Understanding Database Isolation Levels

Standard SQL defines four isolation levels that can be set using the SET TRANSACTION ISOLATION LEVEL statement: Serializable, Repeatable Read, Read Committed, and Read Uncommitted. Although all of the popular relational DBMSs support isolation level, the exact naming and implementation will vary.

The isolation level determines the mode of page or row locking implemented by the program as it runs. Typically, page or row-level locks are acquired by the DBMS as needed. The isolation level determines when locks are released.

Cursor Stability (CS) is a common implementation of the SQL standard Read Committed isolation level. CS is perhaps the most common isolation level in production applications because it offers a good tradeoff between data integrity and concurrency. With CS the program will never read data that is not yet committed.

A higher level of integrity is provided with Repeatable Read (RR). Under an RR isolation level all page (or row) locks are held until they are released by a COMMIT (or ROLLBACK), whereas with CS read-only page locks are released as soon as another page is accessed.

An RR page locking strategy is useful when a program requires consistency for data that may be accessed more than once as the program runs, or when an application requires data integrity that cannot be achieved with CS.

For example, it may make sense to use RR page locking for a reporting program that scans a table to produce a detailed report, and then scans it again to produce a management or summarized report. Suppose you are reporting estimated completion dates for project activities. One report lists every project and its estimated completion date; the second report lists only the projects with a completion date greater than one year. Clearly we want these reports to align.

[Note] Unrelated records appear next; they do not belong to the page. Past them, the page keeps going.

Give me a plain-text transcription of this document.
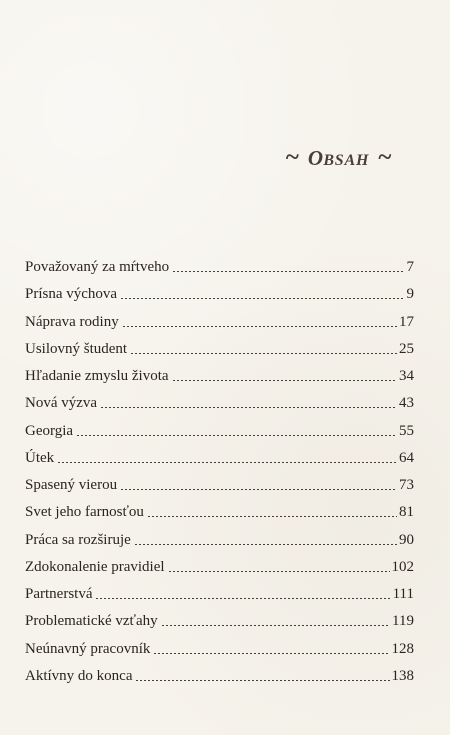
~ OBSAH ~
Považovaný za mŕtveho	7
Prísna výchova	9
Náprava rodiny	17
Usilovný študent	25
Hľadanie zmyslu života	34
Nová výzva	43
Georgia	55
Útek	64
Spasený vierou	73
Svet jeho farnosťou	81
Práca sa rozširuje	90
Zdokonalenie pravidiel	102
Partnerstvá	111
Problematické vzťahy	119
Neúnavný pracovník	128
Aktívny do konca	138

Why? Let’s say the first report shows two activities scheduled for more than 1 year. After the first report is run but before the second, a manager invokes a transaction to change the estimated completion date of one of her project's activities from 8 months to 14 months. The second report is produced by the same program, but now reports 3 activities.

If the program used RR isolation rather than CS, updates that occur after the first report but before the second would not be allowed. The program would have maintained the locks it held from the generation of the first report and the updater would be locked out until the locks were released. This is just one example of the type of issues that can arise when choosing the wrong isolation level.

So, if CS has the potential to cause problems, why is it so popular? The answer is simple: The types of problems outlined are rare and can often be avoided by judicious coding and scheduling (e.g. don’t run a modification program during report generation). Furthermore, the expense of using RR, can be substantial in terms of concurrency.

The next isolation level to consider is Read Stability (RS), which provides more control than CS but less than RR. With RS, a retrieved row or page is locked until the end of the unit of work; no other program can modify the data until the unit of work is complete, but other processes can insert data that might be read by your application if it accesses the row a second time.

Consider using RS over RR when your program can handle retrieving a different set of rows each time a cursor or singleton SELECT is issued. If your application requires the same number of rows to be returned each time the same (or similar SQL is run), use RR instead of RS.

Finally, we come to the last, and most maligned isolation level, Uncommitted Read (UR). The UR isolation level provides read-through locks, also known as dirty read or read uncommitted. When you're using an uncommitted read, an application program can read data that has been changed but is not yet committed.

Using UR to read uncommitted data can be a performance booster because data is read without taking locks, but it can cause data integrity problems. For more details on dirty reads, consult another article I wrote on the topic at

My advice is to avoid UR whenever the results must be 100% accurate. In general, most serious production applications are not viable candidates for dirty reads.

The bottom line is that it is important for DBAs and application developers to know the four isolation levels and their impact on SQL and locking. Setting the Isolation level for your program or SQL statement impacts how the database system acquires locks and can therefore change the behavior of your applications.